Most of these effects can already be calculated using other methods. In BioVal, elements of existing methods are used and incorporated into the existing calculation model.

Aquatic biodiversity impact assessment method

The current method for calculating biodiversity impacts can so far only be applied to production processes that take place on a land surface. However, many production processes, such as the production of fish from aquacultures, take place in aquatic ecosystems. The limitation of the methodology is related to the lack of a definition of suitable land use classes (e.g. aquaculture, shipping) and associated management parameters, as well as to the calculation structure, which has not yet been adapted for these purposes.

In order to extend the current method for calculating the biodiversity impact to aquatic biodiversity (marine and limnic), a suitable basic structure is being created in BioVal. In analogy to land use classes, delimitable water use classes are defined (e.g. fishery, aquaculture, tourism) and a list of relevant parameters is developed for each class (e.g. mesh size of nets, antibiotics in aquaculture).
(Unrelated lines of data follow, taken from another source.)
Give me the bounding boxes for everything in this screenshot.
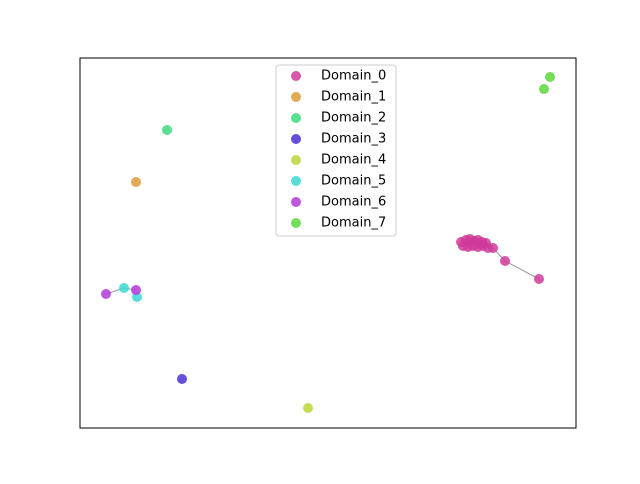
legend-label: Domain_6 <box>321 195 386 210</box>
point <box>131 177 141 187</box>
point <box>131 285 141 295</box>
legend-label: Domain_1 <box>321 90 386 105</box>
legend-marker <box>291 197 301 207</box>
legend-label: Domain_7 <box>321 216 386 231</box>
point <box>119 283 129 293</box>
point <box>162 125 172 135</box>
legend-marker <box>291 218 301 228</box>
point <box>465 238 475 248</box>
legend-label: Domain_4 <box>321 153 386 168</box>
legend-marker <box>291 113 301 123</box>
legend-label: Domain_0 <box>321 69 386 84</box>
point <box>177 374 187 384</box>
legend-label: Domain_2 <box>321 111 386 126</box>
plot-frame <box>79 57 577 429</box>
point <box>534 274 544 284</box>
legend-marker <box>291 134 301 144</box>
point <box>303 403 313 413</box>
legend-label: Domain_3 <box>321 132 386 147</box>
point <box>475 239 485 249</box>
point <box>500 256 510 266</box>
legend-marker <box>291 71 301 81</box>
legend-box <box>275 64 397 237</box>
point <box>539 84 549 94</box>
legend-marker <box>291 155 301 165</box>
point <box>488 243 498 253</box>
legend-marker <box>291 176 301 186</box>
point <box>101 289 111 299</box>
legend-label: Domain_5 <box>321 174 386 189</box>
edge <box>504 260 540 280</box>
point <box>545 72 555 82</box>
legend-marker <box>291 92 301 102</box>
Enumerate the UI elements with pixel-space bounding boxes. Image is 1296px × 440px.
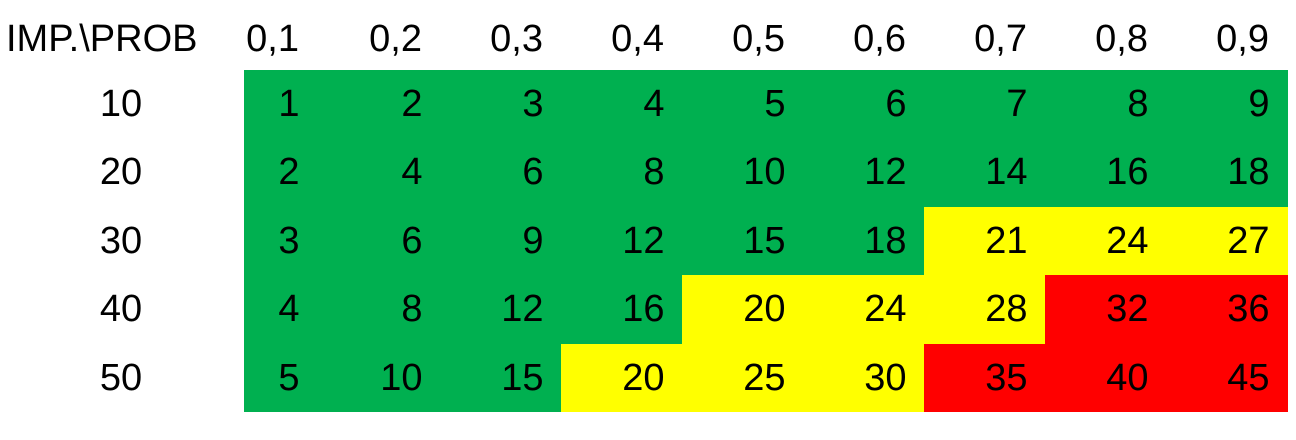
matrix-cell: 30 (803, 343, 925, 412)
matrix-cell: 12 (440, 275, 562, 344)
matrix-cell: 1 (244, 70, 318, 139)
matrix-cell: 6 (440, 138, 562, 207)
matrix-cell: 21 (924, 206, 1046, 276)
matrix-cell: 2 (244, 138, 318, 207)
matrix-cell: 9 (440, 206, 562, 276)
matrix-cell: 35 (924, 343, 1046, 412)
matrix-cell: 10 (682, 138, 804, 207)
matrix-cell: 4 (317, 138, 441, 207)
matrix-cell: 25 (682, 343, 804, 412)
matrix-cell: 14 (924, 138, 1046, 207)
corner-label: IMP.\PROB (6, 18, 198, 60)
matrix-cell: 16 (561, 275, 683, 344)
matrix-cell: 12 (803, 138, 925, 207)
matrix-cell: 27 (1166, 206, 1288, 276)
matrix-cell: 8 (561, 138, 683, 207)
impact-header: 50 (99, 356, 143, 399)
probability-header: 0,4 (611, 18, 664, 60)
matrix-cell: 36 (1166, 275, 1288, 344)
matrix-cell: 18 (803, 206, 925, 276)
matrix-cell: 8 (317, 275, 441, 344)
matrix-cell: 12 (561, 206, 683, 276)
matrix-cell: 5 (682, 70, 804, 139)
matrix-cell: 9 (1166, 70, 1288, 139)
matrix-cell: 5 (244, 343, 318, 412)
matrix-cell: 40 (1045, 343, 1167, 412)
matrix-cell: 3 (440, 70, 562, 139)
matrix-cell: 7 (924, 70, 1046, 139)
matrix-cell: 24 (1045, 206, 1167, 276)
matrix-cell: 45 (1166, 343, 1288, 412)
probability-header: 0,5 (732, 18, 785, 60)
matrix-cell: 20 (561, 343, 683, 412)
matrix-cell: 20 (682, 275, 804, 344)
matrix-cell: 24 (803, 275, 925, 344)
matrix-cell: 3 (244, 206, 318, 276)
matrix-cell: 6 (803, 70, 925, 139)
impact-header: 20 (99, 151, 143, 194)
probability-header: 0,2 (369, 18, 422, 60)
probability-header: 0,1 (246, 18, 299, 60)
matrix-cell: 4 (244, 275, 318, 344)
probability-header: 0,6 (853, 18, 906, 60)
matrix-cell: 2 (317, 70, 441, 139)
matrix-cell: 28 (924, 275, 1046, 344)
matrix-cell: 10 (317, 343, 441, 412)
matrix-cell: 15 (682, 206, 804, 276)
matrix-cell: 4 (561, 70, 683, 139)
matrix-cell: 16 (1045, 138, 1167, 207)
impact-header: 40 (99, 288, 143, 331)
probability-header: 0,7 (974, 18, 1027, 60)
impact-header: 10 (99, 83, 143, 125)
matrix-cell: 32 (1045, 275, 1167, 344)
matrix-cell: 18 (1166, 138, 1288, 207)
matrix-cell: 15 (440, 343, 562, 412)
probability-header: 0,9 (1216, 18, 1269, 60)
probability-header: 0,3 (490, 18, 543, 60)
matrix-cell: 6 (317, 206, 441, 276)
impact-header: 30 (99, 219, 143, 262)
probability-header: 0,8 (1095, 18, 1148, 60)
matrix-cell: 8 (1045, 70, 1167, 139)
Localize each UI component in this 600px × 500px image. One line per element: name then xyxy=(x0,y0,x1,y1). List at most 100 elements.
In this way, the assessment of the biodiversity impact can also be carried out on water bodies.
Two workshops with external experts will be held as part of the method development. In addition, input from the living labs and the biodiversity working group will be taken up. The EU Joint Research Center and the UN Life Cycle Initiative will also be involved in method development.

Social values

The aim of this research module is to collect social values on biodiversity and food production and the awareness of the connection between food production and biodiversity in Germany.

Impact assessment of biodiversity

The aim is to optimise the impact assessment of biodiversity in LCA in a practical way and to add diffuse effects and aquatic biodiversity.

Biodiversity in companies

Together with the companies FRoSTA AG, Alfred Ritter GmbH & Co. KG and Seeberger GmbH, living labs are being used to work out how the effects of corporate and production processes on biodiversity along the food value chain can be better recorded and taken into account in decisions.

Transdisciplinary integration

The goal of transdisciplinary integration is to bring together the knowledge from the three research modules and to develop it further together with the living lab companies and other companies, for example in the biodiversity working group.